El voluntarismo semipelagiano, sin pretenderlo ni sospecharlo, lleva a la descristianización. La doctrina católica de la gracia ha con­fesado siempre que es Dios quien mueve al hombre por su gracia a pensar, a querer y a obrar el bien. De tal modo que el hombre puede, sin Dios, obrar el mal; pero necesita siempre el concurso de Dios para realizar el bien, en todas y cada una de las fases de su producción. En la línea del bien, por tanto, la gracia precede siempre a la acción del hombre, la acompaña y perfecciona, de modo que toda acción cristiana es realizada libremente por el hombre bajo el influjo de la misma gracia di­vina.


Así, Dios y el hombre actúan como causas subordina­das: la causa principal es Dios, y el hombre es la causa segunda. Ésta es la doctrina de nuestro Señor Jesucristo, de San Pablo, San Agustín, Santo Tomás, y hasta el siglo XVI hay en ella un acuerdo general entre los autores católi­cos, que sólamente difieren a la hora de ex­plicar cómo se produce en la libertad esa subordinación causal misteriosa.


La unanimidad pro­funda de los católicos en la doctrina de la gracia se va a quebrar en el siglo XVI con la reaparición de la tendencia semipelagiana, condenada en el año 529 en el II concilio de Orange (Denz 370-379). El término semipelagiano, no existente en la antigüedad, fue in­ventado cuando Molina enseñó en la Concordia (1589) cómo Dios y el hombre concurren en la acción como causas co-ordinadas, o más exacta­mente incompletas, que se complementan para la producción de la obra buena. Mu­chos entonces vieron estas enseñanzas como pelagianorum reliquiæ, o más exactamente, como sententia semipelagianorum, refirién­dose con este tér­mino nuevo a aquellas doctrinas del siglo V, como las mantenidas por los monjes de Marsella (massilienses). Según ellas, depende del hombre, de su mayor o menor generosi­dad, hacer este bien o ese otro bien mayor, aunque se admite que, para realizarlo, es nece­sario el concurso de la gracia divina.
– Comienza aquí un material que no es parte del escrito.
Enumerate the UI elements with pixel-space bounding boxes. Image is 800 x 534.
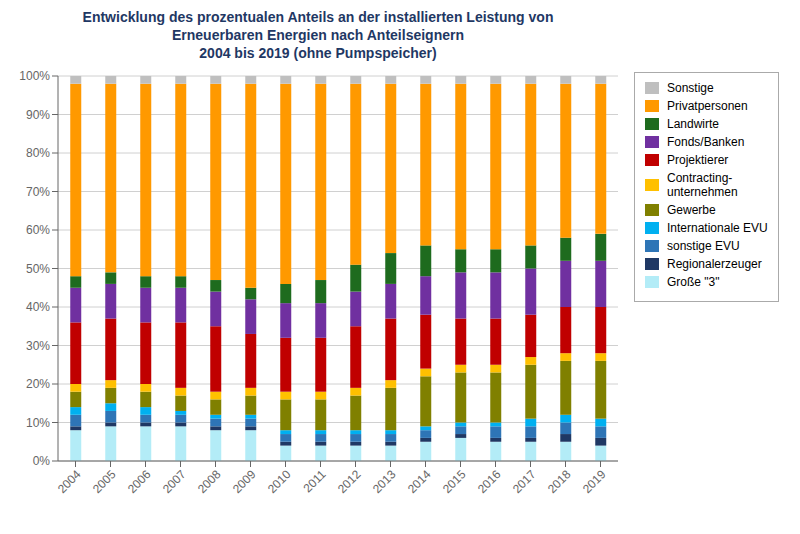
html-text:Fonds/Banken: Fonds/Banken: [667, 135, 745, 149]
html-text:Entwicklung des prozentualen A: Entwicklung des prozentualen Anteils an …: [82, 9, 554, 61]
html-text:Regionalerzeuger: Regionalerzeuger: [667, 257, 762, 271]
svg-text:2007: 2007: [160, 467, 189, 496]
svg-text:30%: 30%: [26, 339, 50, 353]
svg-text:2013: 2013: [370, 467, 399, 496]
svg-text:50%: 50%: [26, 262, 50, 276]
html-text:Gewerbe: Gewerbe: [667, 203, 716, 217]
svg-text:2004: 2004: [55, 467, 84, 496]
svg-text:2005: 2005: [90, 467, 119, 496]
svg-text:2009: 2009: [230, 467, 259, 496]
html-text:Contracting- unternehmen: Contracting- unternehmen: [667, 171, 738, 199]
html-text:Landwirte: Landwirte: [667, 117, 719, 131]
svg-text:2014: 2014: [405, 467, 434, 496]
svg-text:2019: 2019: [580, 467, 609, 496]
html-text:Internationale EVU: Internationale EVU: [667, 221, 768, 235]
svg-text:2015: 2015: [440, 467, 469, 496]
svg-text:90%: 90%: [26, 108, 50, 122]
svg-text:100%: 100%: [19, 69, 50, 83]
html-text:sonstige EVU: sonstige EVU: [667, 239, 740, 253]
svg-text:80%: 80%: [26, 146, 50, 160]
svg-text:10%: 10%: [26, 416, 50, 430]
svg-text:2012: 2012: [335, 467, 364, 496]
svg-text:2011: 2011: [300, 467, 328, 495]
svg-text:2008: 2008: [195, 467, 224, 496]
svg-text:60%: 60%: [26, 223, 50, 237]
svg-text:70%: 70%: [26, 185, 50, 199]
html-text:Projektierer: Projektierer: [667, 153, 729, 167]
svg-text:20%: 20%: [26, 377, 50, 391]
svg-text:2017: 2017: [510, 467, 539, 496]
html-text:Große "3": Große "3": [667, 275, 720, 289]
html-text:Sonstige: Sonstige: [667, 81, 714, 95]
svg-text:2010: 2010: [265, 467, 294, 496]
svg-text:0%: 0%: [33, 454, 51, 468]
svg-text:2018: 2018: [545, 467, 574, 496]
svg-text:2016: 2016: [475, 467, 504, 496]
svg-text:2006: 2006: [125, 467, 154, 496]
svg-text:40%: 40%: [26, 300, 50, 314]
html-text:Privatpersonen: Privatpersonen: [667, 99, 748, 113]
Actualmente, como veremos, en una gran debilitación de la fe en el Occidente cristiano, ésta es la doctrina más generalizada, que, por supuesto, lleva a la descristianización. El cristianismo antropocéntrico, renunciando al teocentrismo, se destruye a sí mismo. El semipelagianismo, tratando de «salvar» la parte humana y «guardar la propia vida» sana y prestigiosa según el mundo, para mejor colaborar así con la acción de Dios, rechaza el martirio, se concilia con el mundo y acaba con el cristianismo. El piadoso abuelo semipelagiano tendrá hijos pelagianos y nietos agnósticos o ateos.


Por el contrario, la Iglesia católica ha enseñado siempre la primacía absoluta de la gracia. La verdadera doctrina católica de la gracia considera, por ejemplo, como algo evidente la en­señanza de Santo Tomás, cuando afirma que «es el amor de Dios el que crea e infunde la bondad en las criaturas» (STh I,20,2); y que, por tanto, «no habría unos mejores que otros si Dios no hubiese querido bienes mayores para los primeros que para los segun­dos» (I,20,3; cf. 23,4). Cuando verdades como éstas producen rechazo en gran parte de los católicos –según ellos, Dios ama más a los mejores, porque son más buenos–, eso significa que son muchos los bautizados católicos que, ya desde hace siglos, han perdido la verdadera tradición católica sobre la doctrina de la gracia. «Es Dios quien activa en vosotros el querer y el obrar para realizar su designio de amor» (Flp 2,13).